In short order, the debate over Elizabeth Warren and the bureau itself blended into a political swirl from which the administration wasn't able to extricate itself. It's a symptom of a larger problem for this administration; it can make a case, but it can't sustain a case against the withering and consistent onslaught of Republican attacks.

President Obama should have either had the guts to nominate Warren and take the battle to the American people as an example of how the Republicans are in the silk pocket of the bankers, or he should have nominated a permanent director much earlier in the process.

But he did neither. He essentially hung Warren out to dry. Her Congressional testimony devolved into a petulant debate about whether she had informed the committee about the limitations of her schedule. The president vacillated about whether to give her the permanent job when everyone except Obama itself -- or so it appears -- knew that he wasn't going to do that. Ever. It wasn't until this Monday that he announced that he was going to nominate Richard Cordray, a former Ohio Attorney General, to the top job. He should have appointed Cordray months ago, which would have given him the chance to get confirmed -- or at least have a public confirmation fight that made him the People's Hero -- and get his footing.

But as it stands, the new Consumer Financial Protection Bureau opens for business today, without a full-time leader. One of the most important outcomes of the financial crisis -- a single institutional advocate for American taxpayers -- has been muddied and bloodied.

Americans have a genetic resistance to ruthless bankers. We also have a similar antibody response to regulatory overreach. But this is unique moment in history, the worst financial disaster since the Great Depression. How could the ruthless banker not have emerged as a generational scourge? That's what happened during the Depression, and it resulted in the creation of beloved institutions like FDIC and Social Security, as well pillars of our economic structure like the SEC.

The Consumer Financial Protection Agency should have been a legacy of equal and enduring value.
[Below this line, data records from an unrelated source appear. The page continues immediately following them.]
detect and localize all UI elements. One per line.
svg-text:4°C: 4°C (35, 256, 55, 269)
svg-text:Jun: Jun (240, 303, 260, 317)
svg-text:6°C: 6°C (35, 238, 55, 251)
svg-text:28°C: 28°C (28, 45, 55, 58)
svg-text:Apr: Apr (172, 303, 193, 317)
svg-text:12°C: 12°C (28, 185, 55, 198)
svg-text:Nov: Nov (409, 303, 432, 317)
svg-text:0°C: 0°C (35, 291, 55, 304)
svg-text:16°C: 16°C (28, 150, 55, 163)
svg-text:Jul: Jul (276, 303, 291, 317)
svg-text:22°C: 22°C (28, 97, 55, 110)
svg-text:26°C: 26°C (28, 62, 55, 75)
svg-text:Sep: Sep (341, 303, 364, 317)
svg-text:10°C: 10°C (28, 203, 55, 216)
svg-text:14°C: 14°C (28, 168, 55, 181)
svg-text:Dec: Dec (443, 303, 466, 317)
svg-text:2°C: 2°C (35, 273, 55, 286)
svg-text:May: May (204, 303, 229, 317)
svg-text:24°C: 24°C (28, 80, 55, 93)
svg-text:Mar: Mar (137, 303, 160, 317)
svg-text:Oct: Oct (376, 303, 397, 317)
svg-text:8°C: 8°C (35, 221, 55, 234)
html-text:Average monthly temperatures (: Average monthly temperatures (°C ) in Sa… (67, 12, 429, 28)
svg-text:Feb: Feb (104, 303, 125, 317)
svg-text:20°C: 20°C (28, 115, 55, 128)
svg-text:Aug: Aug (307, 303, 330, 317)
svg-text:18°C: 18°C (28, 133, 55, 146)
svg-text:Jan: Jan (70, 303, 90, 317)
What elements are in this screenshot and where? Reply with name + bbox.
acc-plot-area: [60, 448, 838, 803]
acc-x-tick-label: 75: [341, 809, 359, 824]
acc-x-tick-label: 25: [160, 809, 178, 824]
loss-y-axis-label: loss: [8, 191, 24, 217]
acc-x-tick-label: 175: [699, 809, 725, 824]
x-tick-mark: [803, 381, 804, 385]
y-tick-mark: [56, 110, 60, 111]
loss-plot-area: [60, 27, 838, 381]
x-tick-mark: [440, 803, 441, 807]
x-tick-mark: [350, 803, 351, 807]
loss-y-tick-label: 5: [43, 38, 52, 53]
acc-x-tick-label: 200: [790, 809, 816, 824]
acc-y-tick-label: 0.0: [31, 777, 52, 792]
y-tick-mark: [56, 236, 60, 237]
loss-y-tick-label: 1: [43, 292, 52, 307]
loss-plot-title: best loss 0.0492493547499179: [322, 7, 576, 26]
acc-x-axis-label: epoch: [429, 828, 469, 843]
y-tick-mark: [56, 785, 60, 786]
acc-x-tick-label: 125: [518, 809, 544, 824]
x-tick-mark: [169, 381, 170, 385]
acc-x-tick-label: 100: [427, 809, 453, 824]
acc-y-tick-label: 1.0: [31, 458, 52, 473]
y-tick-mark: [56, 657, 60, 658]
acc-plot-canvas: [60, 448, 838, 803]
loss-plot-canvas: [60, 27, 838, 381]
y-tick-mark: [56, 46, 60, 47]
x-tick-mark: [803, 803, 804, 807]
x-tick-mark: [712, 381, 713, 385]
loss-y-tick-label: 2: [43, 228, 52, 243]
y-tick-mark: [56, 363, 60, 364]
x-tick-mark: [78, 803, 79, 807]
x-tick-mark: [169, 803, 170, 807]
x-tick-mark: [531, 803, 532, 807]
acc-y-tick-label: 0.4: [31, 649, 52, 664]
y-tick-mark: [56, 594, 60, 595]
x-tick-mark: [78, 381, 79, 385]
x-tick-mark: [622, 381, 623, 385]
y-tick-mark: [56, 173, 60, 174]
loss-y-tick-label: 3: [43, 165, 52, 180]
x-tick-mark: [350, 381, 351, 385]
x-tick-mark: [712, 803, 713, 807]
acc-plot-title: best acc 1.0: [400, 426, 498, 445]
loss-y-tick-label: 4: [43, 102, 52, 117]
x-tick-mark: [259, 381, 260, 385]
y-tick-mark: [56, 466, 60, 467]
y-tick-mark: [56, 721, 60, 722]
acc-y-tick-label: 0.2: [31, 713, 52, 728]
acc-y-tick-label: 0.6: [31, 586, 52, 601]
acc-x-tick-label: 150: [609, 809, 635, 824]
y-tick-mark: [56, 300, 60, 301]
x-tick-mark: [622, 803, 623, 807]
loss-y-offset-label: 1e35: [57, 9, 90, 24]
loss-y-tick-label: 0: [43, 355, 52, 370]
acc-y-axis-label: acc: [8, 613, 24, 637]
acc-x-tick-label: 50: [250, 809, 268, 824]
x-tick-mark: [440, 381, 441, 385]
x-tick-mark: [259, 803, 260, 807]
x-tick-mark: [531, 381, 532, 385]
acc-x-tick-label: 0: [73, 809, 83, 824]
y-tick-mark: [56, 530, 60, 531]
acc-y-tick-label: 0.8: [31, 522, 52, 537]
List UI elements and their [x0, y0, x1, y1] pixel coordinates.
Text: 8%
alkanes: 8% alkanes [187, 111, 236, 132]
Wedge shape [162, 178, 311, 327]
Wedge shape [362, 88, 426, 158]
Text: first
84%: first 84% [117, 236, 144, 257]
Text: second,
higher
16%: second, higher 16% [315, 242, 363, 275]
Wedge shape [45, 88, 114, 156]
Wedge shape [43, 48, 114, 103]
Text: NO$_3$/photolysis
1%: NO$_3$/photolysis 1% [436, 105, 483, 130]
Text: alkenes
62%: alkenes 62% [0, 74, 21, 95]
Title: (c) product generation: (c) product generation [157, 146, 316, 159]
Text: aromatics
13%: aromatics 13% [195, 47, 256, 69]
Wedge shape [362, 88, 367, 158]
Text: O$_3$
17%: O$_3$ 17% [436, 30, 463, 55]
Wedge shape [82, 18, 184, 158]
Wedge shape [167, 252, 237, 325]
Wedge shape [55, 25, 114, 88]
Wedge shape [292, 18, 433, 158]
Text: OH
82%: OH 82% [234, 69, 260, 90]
Thursday should have been a day of celebration, with elected Democrats on the federal, state and local level fanning out into communities to bask in the glow, accompanied by sad and wrecked victims of the financial abuse that the new bureau will finally put a stop to.

Riding on that surge of optimism, on a demonstration of what vigorous government action can do, the president would have been in a far stronger position to do battle with Republicans over the deficit. Instead, the new bureau is just another contentious mess, another debacle that dispirits even the optimists.

It demonstrates that while consumers need to be protected from banks, the president needs to be protected from something else: his own instincts for boldness-meets-vascilation.